Ashe sah Canrif zum ersten Mal; es war auch für ihn ein Anblick, der verwunderte und düster stimmte. Die Pässe in den Zahnfelsen wurden streng bewacht. Die Posten, die dort ihren Dienst versahen, waren zwar nur leicht bewaffnet und gepanzert, aber gewissenhaft ausgebildet und machten ihre Sache nicht weniger gut als die Soldaten von Sorbold und besser als die von Roland, deren Rüstzeug manche von ihnen trugen. Als Wachen waren nur die Lirin besser.
Als Ashe das letzte Mal in die Bolgländer gekommen war, hatte er als junger Rekrut im Heer von Bethania an einer Frühjahrssäuberung teilgenommen, aber das war noch in seinem anderen Leben gewesen, als er sich noch frei und offen in menschlicher Gesellschaft hatte bewegen können und auch Veranlassung dazu gehabt hatte.
Er hatte an diesem Waffengang teilgenommen und keinerlei Skrupel dabei empfunden, allerdings auch keine sadistische Lust, als es darum gegangen war, die menschenähnlichen Ungeheuer niederzumachen, die dort lebten.
Gewissensbisse stellten sich erst später ein, insbesondere jetzt, da er die Bolg als das erkannte, was sie wirklich waren: zwar primitiv und kriegerisch, aber doch von Menschenart und keine Tiere. Und diese beiden, Rhapsody und der Mann, den sie Achmed nannte, hatten es fertig gebracht, die Bolg zusammenzuführen und in kürzester Zeit zu einer starken Streitmacht aufzurichten. Das in Erfahrung gebracht zu haben war ihm sehr wichtig.
Er hatte auf der dunkelnden Heide gestanden und Rhapsody lange Zeit beobachtet, ohne sich ihr bemerkbar zu machen.

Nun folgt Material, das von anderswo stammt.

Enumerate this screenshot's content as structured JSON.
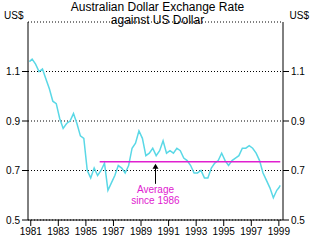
{
  "chart_data": {
    "type": "line",
    "title": "Australian Dollar Exchange Rate against US Dollar",
    "ylabel": "US$",
    "annotation": "Average since 1986",
    "xlim": [
      1980.8,
      1999.3
    ],
    "xticks": [
      1981,
      1983,
      1985,
      1987,
      1989,
      1991,
      1993,
      1995,
      1997,
      1999
    ],
    "ylim": [
      0.5,
      1.3
    ],
    "yticks": [
      0.5,
      0.7,
      0.9,
      1.1
    ],
    "grid": true,
    "series": [
      {
        "name": "Australian Dollar",
        "color": "#5ad8e6",
        "x": [
          1980.9,
          1981.1,
          1981.35,
          1981.6,
          1981.85,
          1982.1,
          1982.35,
          1982.6,
          1982.85,
          1983.1,
          1983.35,
          1983.6,
          1983.85,
          1984.1,
          1984.35,
          1984.6,
          1984.85,
          1985.1,
          1985.35,
          1985.6,
          1985.85,
          1986.1,
          1986.35,
          1986.6,
          1986.85,
          1987.1,
          1987.35,
          1987.6,
          1987.85,
          1988.1,
          1988.35,
          1988.6,
          1988.85,
          1989.1,
          1989.35,
          1989.6,
          1989.85,
          1990.1,
          1990.35,
          1990.6,
          1990.85,
          1991.1,
          1991.35,
          1991.6,
          1991.85,
          1992.1,
          1992.35,
          1992.6,
          1992.85,
          1993.1,
          1993.35,
          1993.6,
          1993.85,
          1994.1,
          1994.35,
          1994.6,
          1994.85,
          1995.1,
          1995.35,
          1995.6,
          1995.85,
          1996.1,
          1996.35,
          1996.6,
          1996.85,
          1997.1,
          1997.35,
          1997.6,
          1997.85,
          1998.1,
          1998.35,
          1998.6,
          1998.85,
          1999.0,
          1999.1
        ],
        "values": [
          1.14,
          1.15,
          1.13,
          1.1,
          1.11,
          1.07,
          1.03,
          0.98,
          0.97,
          0.91,
          0.87,
          0.89,
          0.9,
          0.93,
          0.89,
          0.84,
          0.83,
          0.7,
          0.67,
          0.71,
          0.68,
          0.7,
          0.73,
          0.62,
          0.65,
          0.68,
          0.72,
          0.71,
          0.69,
          0.72,
          0.79,
          0.81,
          0.86,
          0.83,
          0.76,
          0.77,
          0.79,
          0.76,
          0.78,
          0.82,
          0.77,
          0.78,
          0.77,
          0.79,
          0.78,
          0.75,
          0.74,
          0.72,
          0.69,
          0.69,
          0.7,
          0.67,
          0.67,
          0.71,
          0.73,
          0.74,
          0.77,
          0.74,
          0.72,
          0.74,
          0.75,
          0.76,
          0.79,
          0.79,
          0.8,
          0.79,
          0.77,
          0.74,
          0.69,
          0.66,
          0.63,
          0.59,
          0.62,
          0.63,
          0.64
        ]
      },
      {
        "name": "Average since 1986",
        "color": "#e020d0",
        "x": [
          1986,
          1999.1
        ],
        "values": [
          0.735,
          0.735
        ]
      }
    ]
  }
}
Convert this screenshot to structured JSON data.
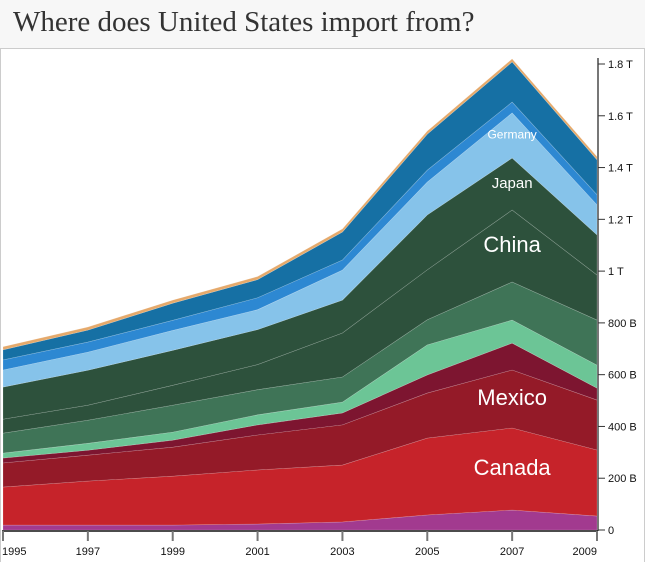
{
  "title": "Where does United States import from?",
  "chart_data": {
    "type": "area",
    "stacked": true,
    "title": "Where does United States import from?",
    "xlabel": "",
    "ylabel": "",
    "x": [
      1995,
      1997,
      1999,
      2001,
      2003,
      2005,
      2007,
      2009
    ],
    "x_tick_labels": [
      "1995",
      "1997",
      "1999",
      "2001",
      "2003",
      "2005",
      "2007",
      "2009"
    ],
    "ylim": [
      0,
      1800
    ],
    "y_unit": "billion USD",
    "y_ticks": [
      0,
      200,
      400,
      600,
      800,
      1000,
      1200,
      1400,
      1600,
      1800
    ],
    "y_tick_labels": [
      "0",
      "200 B",
      "400 B",
      "600 B",
      "800 B",
      "1 T",
      "1.2 T",
      "1.4 T",
      "1.6 T",
      "1.8 T"
    ],
    "series": [
      {
        "color": "#a23a8f",
        "values": [
          19,
          19,
          19,
          23,
          31,
          58,
          77,
          54
        ]
      },
      {
        "label": "Canada",
        "color": "#c6232a",
        "values": [
          147,
          170,
          189,
          209,
          220,
          297,
          317,
          255
        ]
      },
      {
        "label": "Mexico",
        "color": "#941a28",
        "values": [
          93,
          100,
          112,
          135,
          155,
          174,
          224,
          193
        ]
      },
      {
        "color": "#7d1530",
        "values": [
          19,
          19,
          27,
          39,
          46,
          70,
          104,
          46
        ]
      },
      {
        "color": "#6cc596",
        "values": [
          19,
          27,
          31,
          39,
          42,
          116,
          89,
          89
        ]
      },
      {
        "color": "#3f7457",
        "values": [
          77,
          89,
          104,
          97,
          97,
          97,
          147,
          174
        ]
      },
      {
        "label": "China",
        "color": "#2d513c",
        "values": [
          54,
          58,
          77,
          97,
          170,
          193,
          278,
          174
        ]
      },
      {
        "label": "Japan",
        "color": "#2d513c",
        "values": [
          124,
          135,
          135,
          135,
          127,
          212,
          201,
          155
        ]
      },
      {
        "label": "Germany",
        "color": "#86c3ea",
        "values": [
          66,
          70,
          77,
          77,
          116,
          127,
          174,
          116
        ]
      },
      {
        "color": "#2d88d2",
        "values": [
          39,
          39,
          39,
          46,
          39,
          46,
          42,
          39
        ]
      },
      {
        "color": "#1670a4",
        "values": [
          39,
          46,
          66,
          70,
          108,
          139,
          155,
          135
        ]
      },
      {
        "color": "#e5a96b",
        "values": [
          12,
          12,
          12,
          12,
          12,
          12,
          12,
          12
        ]
      }
    ]
  }
}
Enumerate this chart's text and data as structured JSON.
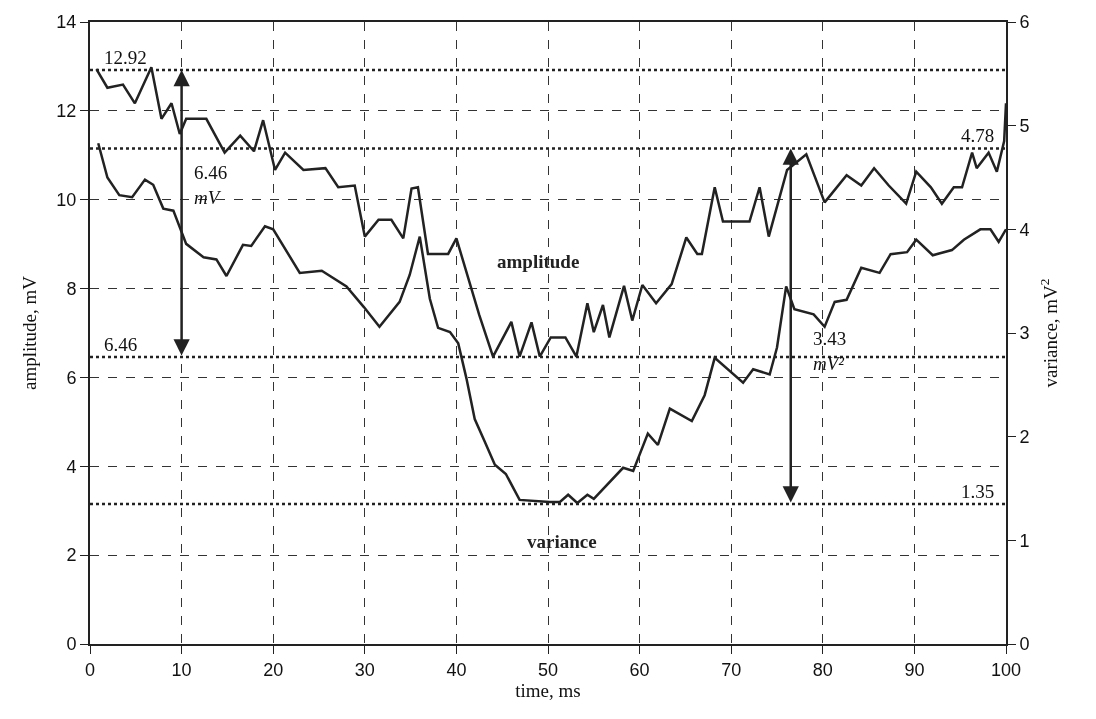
{
  "chart_data": {
    "type": "line",
    "xlabel": "time, ms",
    "ylabel": "amplitude, mV",
    "y2label": "variance, mV$^{2}$",
    "xlim": [
      0,
      100
    ],
    "xticks": [
      0,
      10,
      20,
      30,
      40,
      50,
      60,
      70,
      80,
      90,
      100
    ],
    "ylim": [
      0,
      14
    ],
    "yticks": [
      0,
      2,
      4,
      6,
      8,
      10,
      12,
      14
    ],
    "y2lim": [
      0,
      6
    ],
    "y2ticks": [
      0,
      1,
      2,
      3,
      4,
      5,
      6
    ],
    "grid": true,
    "legend": false,
    "line_style": "solid",
    "series": [
      {
        "name": "amplitude",
        "color": "#222222",
        "x": [
          0.7,
          1.9,
          3.6,
          4.9,
          6.7,
          7.8,
          8.9,
          9.8,
          10.5,
          12.7,
          14.7,
          16.4,
          17.9,
          18.9,
          20.2,
          21.3,
          23.3,
          25.7,
          27.1,
          28.9,
          30.0,
          31.5,
          32.9,
          34.2,
          35.1,
          35.8,
          36.9,
          39.1,
          40.0,
          42.5,
          44.0,
          46.0,
          46.9,
          48.2,
          49.1,
          50.3,
          51.9,
          53.1,
          54.3,
          55.0,
          56.0,
          56.7,
          58.3,
          59.2,
          60.3,
          61.8,
          63.5,
          65.1,
          66.3,
          66.8,
          68.2,
          69.1,
          72.0,
          73.1,
          74.1,
          76.1,
          78.2,
          80.2,
          82.6,
          84.2,
          85.6,
          87.2,
          89.1,
          90.2,
          91.8,
          93.0,
          94.3,
          95.2,
          96.3,
          96.8,
          98.1,
          99.0,
          99.8,
          100
        ],
        "values": [
          12.94,
          12.52,
          12.59,
          12.17,
          12.98,
          11.82,
          12.17,
          11.48,
          11.82,
          11.82,
          11.06,
          11.44,
          11.09,
          11.79,
          10.67,
          11.06,
          10.67,
          10.71,
          10.28,
          10.32,
          9.17,
          9.55,
          9.55,
          9.13,
          10.25,
          10.28,
          8.78,
          8.78,
          9.13,
          7.4,
          6.47,
          7.25,
          6.47,
          7.24,
          6.47,
          6.9,
          6.9,
          6.47,
          7.67,
          7.02,
          7.63,
          6.9,
          8.06,
          7.28,
          8.08,
          7.67,
          8.1,
          9.15,
          8.78,
          8.78,
          10.28,
          9.51,
          9.51,
          10.28,
          9.17,
          10.67,
          11.02,
          9.94,
          10.55,
          10.32,
          10.71,
          10.32,
          9.91,
          10.63,
          10.28,
          9.91,
          10.28,
          10.28,
          11.06,
          10.71,
          11.06,
          10.63,
          11.32,
          12.17
        ]
      },
      {
        "name": "variance",
        "color": "#222222",
        "axis": "y2",
        "x": [
          0.9,
          1.9,
          3.2,
          4.6,
          6.0,
          6.9,
          8.0,
          9.1,
          10.5,
          12.4,
          13.8,
          14.9,
          16.7,
          17.6,
          19.1,
          20.0,
          22.9,
          25.3,
          28.0,
          29.9,
          31.6,
          33.8,
          34.9,
          36.0,
          37.1,
          38.0,
          39.3,
          40.2,
          41.1,
          42.0,
          43.1,
          44.2,
          45.4,
          46.9,
          50.2,
          51.3,
          52.2,
          53.2,
          54.3,
          55.0,
          58.2,
          59.3,
          60.9,
          62.0,
          63.3,
          65.7,
          67.1,
          68.2,
          71.3,
          72.4,
          74.2,
          75.0,
          76.0,
          76.9,
          79.0,
          80.2,
          81.3,
          82.6,
          84.2,
          86.2,
          87.4,
          89.2,
          90.2,
          92.0,
          94.1,
          95.4,
          97.2,
          98.3,
          99.2,
          100
        ],
        "values": [
          4.83,
          4.5,
          4.33,
          4.31,
          4.48,
          4.43,
          4.2,
          4.18,
          3.86,
          3.73,
          3.71,
          3.55,
          3.85,
          3.84,
          4.03,
          4.0,
          3.58,
          3.6,
          3.45,
          3.25,
          3.06,
          3.3,
          3.56,
          3.93,
          3.33,
          3.05,
          3.01,
          2.9,
          2.56,
          2.17,
          1.95,
          1.73,
          1.64,
          1.39,
          1.37,
          1.37,
          1.44,
          1.36,
          1.44,
          1.4,
          1.7,
          1.67,
          2.03,
          1.92,
          2.27,
          2.15,
          2.4,
          2.76,
          2.52,
          2.65,
          2.6,
          2.86,
          3.45,
          3.23,
          3.18,
          3.06,
          3.3,
          3.32,
          3.63,
          3.58,
          3.76,
          3.78,
          3.9,
          3.75,
          3.8,
          3.9,
          4.0,
          4.0,
          3.88,
          4.0
        ]
      }
    ],
    "ref_lines": [
      {
        "axis": "y",
        "value": 12.92,
        "label": "12.92",
        "color": "#222222",
        "line_style": "dotted"
      },
      {
        "axis": "y",
        "value": 6.46,
        "label": "6.46",
        "color": "#222222",
        "line_style": "dotted"
      },
      {
        "axis": "y2",
        "value": 4.78,
        "label": "4.78",
        "color": "#222222",
        "line_style": "dotted"
      },
      {
        "axis": "y2",
        "value": 1.35,
        "label": "1.35",
        "color": "#222222",
        "line_style": "dotted"
      }
    ],
    "annotations": [
      "6.46 mV",
      "3.43 mV²"
    ]
  }
}
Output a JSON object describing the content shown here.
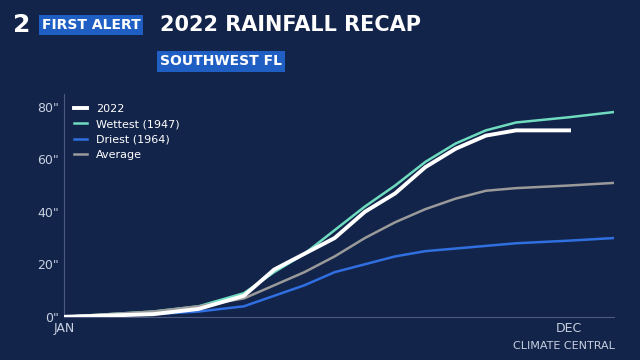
{
  "header": {
    "logo_number": "2",
    "logo_text": "FIRST ALERT"
  },
  "chart_data": {
    "type": "line",
    "title": "2022 RAINFALL RECAP",
    "subtitle": "SOUTHWEST FL",
    "source": "CLIMATE CENTRAL",
    "x": [
      1,
      60,
      90,
      120,
      140,
      160,
      180,
      200,
      220,
      240,
      260,
      280,
      300,
      335,
      365
    ],
    "xlim": [
      1,
      365
    ],
    "xticks": [
      {
        "value": 1,
        "label": "JAN"
      },
      {
        "value": 335,
        "label": "DEC"
      }
    ],
    "ylim": [
      0,
      85
    ],
    "yticks": [
      {
        "value": 0,
        "label": "0\""
      },
      {
        "value": 20,
        "label": "20\""
      },
      {
        "value": 40,
        "label": "40\""
      },
      {
        "value": 60,
        "label": "60\""
      },
      {
        "value": 80,
        "label": "80\""
      }
    ],
    "grid": false,
    "legend": "upper left",
    "series": [
      {
        "name": "2022",
        "color": "#ffffff",
        "line_style": "solid",
        "values": [
          0,
          1,
          3,
          8,
          18,
          24,
          30,
          40,
          47,
          57,
          64,
          69,
          71,
          71,
          null
        ]
      },
      {
        "name": "Wettest (1947)",
        "color": "#6fdcc0",
        "line_style": "solid",
        "values": [
          0,
          2,
          4,
          9,
          17,
          24,
          33,
          42,
          50,
          59,
          66,
          71,
          74,
          76,
          78
        ]
      },
      {
        "name": "Driest (1964)",
        "color": "#2f6fe0",
        "line_style": "solid",
        "values": [
          0,
          1,
          2,
          4,
          8,
          12,
          17,
          20,
          23,
          25,
          26,
          27,
          28,
          29,
          30
        ]
      },
      {
        "name": "Average",
        "color": "#9a9a9a",
        "line_style": "solid",
        "values": [
          0,
          2,
          4,
          7,
          12,
          17,
          23,
          30,
          36,
          41,
          45,
          48,
          49,
          50,
          51
        ]
      }
    ]
  }
}
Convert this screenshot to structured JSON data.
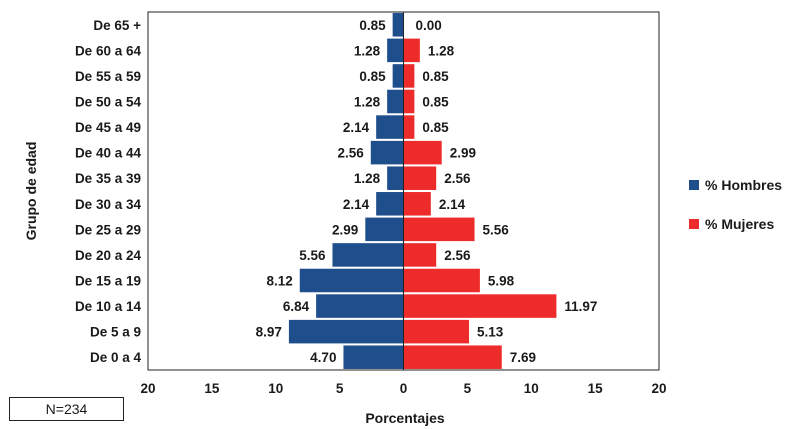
{
  "chart_data": {
    "type": "bar",
    "orientation": "horizontal",
    "layout": "population-pyramid",
    "categories": [
      "De 65 +",
      "De 60 a 64",
      "De 55 a 59",
      "De 50 a 54",
      "De 45 a 49",
      "De 40 a 44",
      "De 35 a 39",
      "De 30 a 34",
      "De 25 a 29",
      "De 20 a 24",
      "De 15 a 19",
      "De 10 a 14",
      "De 5 a 9",
      "De 0 a 4"
    ],
    "series": [
      {
        "name": "% Hombres",
        "color": "#1f4e8c",
        "side": "left",
        "values": [
          0.85,
          1.28,
          0.85,
          1.28,
          2.14,
          2.56,
          1.28,
          2.14,
          2.99,
          5.56,
          8.12,
          6.84,
          8.97,
          4.7
        ],
        "labels": [
          "0.85",
          "1.28",
          "0.85",
          "1.28",
          "2.14",
          "2.56",
          "1.28",
          "2.14",
          "2.99",
          "5.56",
          "8.12",
          "6.84",
          "8.97",
          "4.70"
        ]
      },
      {
        "name": "% Mujeres",
        "color": "#ee2b2b",
        "side": "right",
        "values": [
          0.0,
          1.28,
          0.85,
          0.85,
          0.85,
          2.99,
          2.56,
          2.14,
          5.56,
          2.56,
          5.98,
          11.97,
          5.13,
          7.69
        ],
        "labels": [
          "0.00",
          "1.28",
          "0.85",
          "0.85",
          "0.85",
          "2.99",
          "2.56",
          "2.14",
          "5.56",
          "2.56",
          "5.98",
          "11.97",
          "5.13",
          "7.69"
        ]
      }
    ],
    "xlabel": "Porcentajes",
    "ylabel": "Grupo de edad",
    "xlim": [
      -20,
      20
    ],
    "xticks": [
      -20,
      -15,
      -10,
      -5,
      0,
      5,
      10,
      15,
      20
    ],
    "xtick_labels": [
      "20",
      "15",
      "10",
      "5",
      "0",
      "5",
      "10",
      "15",
      "20"
    ],
    "legend_position": "right",
    "grid": false
  },
  "note": "N=234"
}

Zuerst war ihm nicht ganz klar gewesen, was sie da trieb, warum sie gegen den Wind lief und die Haare fliegen ließ. Dann aber fiel ihm auf, wie leidenschaftlich und wild ihr Tanz war, und ihm wurde bewusst, dass sie zu fliehen versuchte, aber kein Ziel hatte. Umso größer wurde sein Verlangen nach ihr.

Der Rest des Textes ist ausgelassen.